CVE-2025-30165 is a high-severity vulnerability affecting the vLLM project, specifically versions from 0.5.2 up to 0.8.5.post1, involving the V0 engine used for multi-node deployments with tensor parallelism. vLLM is an inference and serving engine for large language models, and in multi-node setups using the V0 engine, it employs ZeroMQ sockets for inter-node communication. The vulnerability arises because the secondary vLLM hosts open a SUB ZeroMQ socket that connects to an XPUB socket on the primary host, and the data received on this SUB socket is deserialized using Python's pickle module. Pickle deserialization of untrusted data is inherently unsafe, as it can lead to arbitrary code execution. This vulnerability can be exploited by an attacker who can send maliciously crafted serialized data to the SUB socket, potentially allowing remote code execution on secondary hosts. The vulnerability serves as an escalation point within the vLLM deployment: if the primary host is compromised, the attacker can leverage this flaw to compromise secondary hosts. Moreover, exploitation does not strictly require prior access to the primary host; network-based attacks such as ARP cache poisoning could redirect traffic to a malicious endpoint that delivers a payload to execute arbitrary code on the target machine. The vulnerability is limited to the V0 engine, which has been disabled by default since version 0.8.0, and only applies to multi-host tensor parallelism deployments—a relatively uncommon configuration. The maintainers have chosen not to patch this vulnerability due to the invasive nature of the fix and the low expected usage of the vulnerable configuration. Instead, they recommend operating the vulnerable pattern only within secure, trusted networks. The V1 engine is not affected. The CVSS v3.1 score is 8.0 (high), reflecting the vulnerability's network attack vector requiring low complexity, low privileges, no user interaction, and resulting in high confidentiality, integrity, and availability impacts.

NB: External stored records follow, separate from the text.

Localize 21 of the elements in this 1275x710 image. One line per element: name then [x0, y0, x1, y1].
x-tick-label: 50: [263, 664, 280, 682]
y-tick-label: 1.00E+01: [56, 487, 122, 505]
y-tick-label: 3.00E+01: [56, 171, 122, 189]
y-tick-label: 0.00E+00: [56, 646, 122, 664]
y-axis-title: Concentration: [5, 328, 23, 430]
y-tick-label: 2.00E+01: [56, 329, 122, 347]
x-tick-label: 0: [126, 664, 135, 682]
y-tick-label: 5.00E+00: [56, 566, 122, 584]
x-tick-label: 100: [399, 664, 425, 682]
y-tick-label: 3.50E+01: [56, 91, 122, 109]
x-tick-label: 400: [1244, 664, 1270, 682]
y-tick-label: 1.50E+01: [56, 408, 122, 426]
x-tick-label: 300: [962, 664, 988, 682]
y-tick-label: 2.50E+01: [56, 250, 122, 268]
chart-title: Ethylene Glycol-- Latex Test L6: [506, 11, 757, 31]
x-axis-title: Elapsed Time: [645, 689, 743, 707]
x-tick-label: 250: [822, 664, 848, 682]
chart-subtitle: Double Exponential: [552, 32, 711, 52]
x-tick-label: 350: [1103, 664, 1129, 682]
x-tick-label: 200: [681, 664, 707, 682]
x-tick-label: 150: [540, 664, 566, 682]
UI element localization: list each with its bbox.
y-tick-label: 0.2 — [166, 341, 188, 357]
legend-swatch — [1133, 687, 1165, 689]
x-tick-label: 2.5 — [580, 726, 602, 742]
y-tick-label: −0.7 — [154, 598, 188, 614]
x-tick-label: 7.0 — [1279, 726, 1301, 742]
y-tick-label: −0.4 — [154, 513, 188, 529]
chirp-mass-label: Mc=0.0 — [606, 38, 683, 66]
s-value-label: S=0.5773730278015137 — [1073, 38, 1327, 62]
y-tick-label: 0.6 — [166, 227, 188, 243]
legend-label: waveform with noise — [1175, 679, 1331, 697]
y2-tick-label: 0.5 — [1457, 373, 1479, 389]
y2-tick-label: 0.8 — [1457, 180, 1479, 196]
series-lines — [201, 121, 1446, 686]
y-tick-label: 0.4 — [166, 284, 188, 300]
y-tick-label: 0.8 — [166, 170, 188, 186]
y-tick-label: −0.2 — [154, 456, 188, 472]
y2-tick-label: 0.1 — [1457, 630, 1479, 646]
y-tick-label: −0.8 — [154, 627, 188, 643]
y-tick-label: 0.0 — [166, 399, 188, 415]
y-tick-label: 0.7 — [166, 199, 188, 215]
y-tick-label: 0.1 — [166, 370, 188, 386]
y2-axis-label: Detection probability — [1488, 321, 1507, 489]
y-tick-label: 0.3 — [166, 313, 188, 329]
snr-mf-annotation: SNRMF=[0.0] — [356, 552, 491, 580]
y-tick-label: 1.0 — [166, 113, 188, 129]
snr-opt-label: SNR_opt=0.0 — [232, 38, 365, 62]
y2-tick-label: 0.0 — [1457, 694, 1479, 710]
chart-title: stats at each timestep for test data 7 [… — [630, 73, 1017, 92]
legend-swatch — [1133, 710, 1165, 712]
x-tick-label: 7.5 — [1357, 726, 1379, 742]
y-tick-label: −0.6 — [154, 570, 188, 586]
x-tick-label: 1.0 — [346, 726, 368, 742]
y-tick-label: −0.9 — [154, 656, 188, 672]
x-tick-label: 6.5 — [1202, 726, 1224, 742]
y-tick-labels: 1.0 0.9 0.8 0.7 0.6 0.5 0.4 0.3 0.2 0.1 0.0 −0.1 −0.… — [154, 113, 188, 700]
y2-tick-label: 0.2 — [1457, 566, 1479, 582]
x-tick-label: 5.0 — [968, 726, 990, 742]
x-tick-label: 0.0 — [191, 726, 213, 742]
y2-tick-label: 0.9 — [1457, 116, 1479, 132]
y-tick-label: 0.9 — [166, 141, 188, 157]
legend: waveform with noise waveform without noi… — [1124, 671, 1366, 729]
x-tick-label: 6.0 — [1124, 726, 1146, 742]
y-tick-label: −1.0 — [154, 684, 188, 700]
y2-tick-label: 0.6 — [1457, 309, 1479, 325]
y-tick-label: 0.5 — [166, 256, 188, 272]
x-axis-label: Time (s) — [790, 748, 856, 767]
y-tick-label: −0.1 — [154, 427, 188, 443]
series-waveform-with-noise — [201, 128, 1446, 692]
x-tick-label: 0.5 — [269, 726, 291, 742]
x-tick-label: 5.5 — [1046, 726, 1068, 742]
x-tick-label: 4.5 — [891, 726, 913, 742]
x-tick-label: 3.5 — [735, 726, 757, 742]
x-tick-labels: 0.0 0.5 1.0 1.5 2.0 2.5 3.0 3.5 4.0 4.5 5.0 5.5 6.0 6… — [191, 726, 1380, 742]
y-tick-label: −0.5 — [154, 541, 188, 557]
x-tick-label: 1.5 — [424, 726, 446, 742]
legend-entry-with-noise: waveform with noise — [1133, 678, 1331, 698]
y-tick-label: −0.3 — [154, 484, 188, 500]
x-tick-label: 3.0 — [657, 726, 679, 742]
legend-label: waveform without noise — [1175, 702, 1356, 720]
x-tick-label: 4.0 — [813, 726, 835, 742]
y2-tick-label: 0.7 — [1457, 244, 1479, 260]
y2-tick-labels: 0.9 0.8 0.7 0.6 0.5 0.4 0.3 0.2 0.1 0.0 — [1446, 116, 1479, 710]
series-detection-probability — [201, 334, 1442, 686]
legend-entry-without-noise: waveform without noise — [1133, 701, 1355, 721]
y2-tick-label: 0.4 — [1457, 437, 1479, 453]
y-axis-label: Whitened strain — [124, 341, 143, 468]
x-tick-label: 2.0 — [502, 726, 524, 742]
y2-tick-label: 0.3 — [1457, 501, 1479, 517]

For European organizations deploying vLLM in multi-node configurations using the V0 engine, this vulnerability poses a significant risk of remote code execution leading to full compromise of secondary hosts. Given that vLLM is used for serving large language models, exploitation could result in unauthorized access to sensitive AI workloads, data leakage, manipulation of inference results, or disruption of AI services. The ability to escalate from a compromised primary host to secondary hosts could facilitate lateral movement within an organization's AI infrastructure. Additionally, network-based exploitation methods like ARP cache poisoning increase the attack surface, especially in less segmented or poorly secured internal networks. This could impact organizations relying on AI inference services for critical applications such as finance, healthcare, or government services, where confidentiality and integrity of AI outputs are paramount. The lack of a patch and the recommendation to rely on secure network environments place the onus on organizations to enforce strict network segmentation and monitoring, which may be challenging in complex or hybrid cloud environments common in Europe. However, since the vulnerable configuration is uncommon and the V0 engine is disabled by default, the overall exposure is somewhat limited but still critical where present.

European organizations should first verify whether they are using the vLLM V0 engine in multi-node tensor parallelism deployments. If so, they should consider migrating to the V1 engine, which is not affected by this vulnerability. If migration is not immediately feasible, organizations must ensure that the vLLM deployment operates within a strictly controlled and segmented network environment, isolating the multi-node communication channels from untrusted networks and users. Implementing network-level protections such as VLAN segmentation, strict firewall rules, and intrusion detection/prevention systems to monitor ZeroMQ traffic can reduce exposure. Additionally, organizations should employ network security measures to prevent ARP cache poisoning attacks, including static ARP entries where practical, dynamic ARP inspection on switches, and monitoring for anomalous ARP traffic. Regular network traffic analysis and anomaly detection can help identify attempts to exploit this vulnerability. Since no patch is available, organizations should also consider compensating controls such as application-layer authentication or encryption for ZeroMQ communications if possible, to prevent unauthorized data injection. Finally, maintaining up-to-date asset inventories and conducting security assessments focused on AI infrastructure will help identify and remediate vulnerable deployments.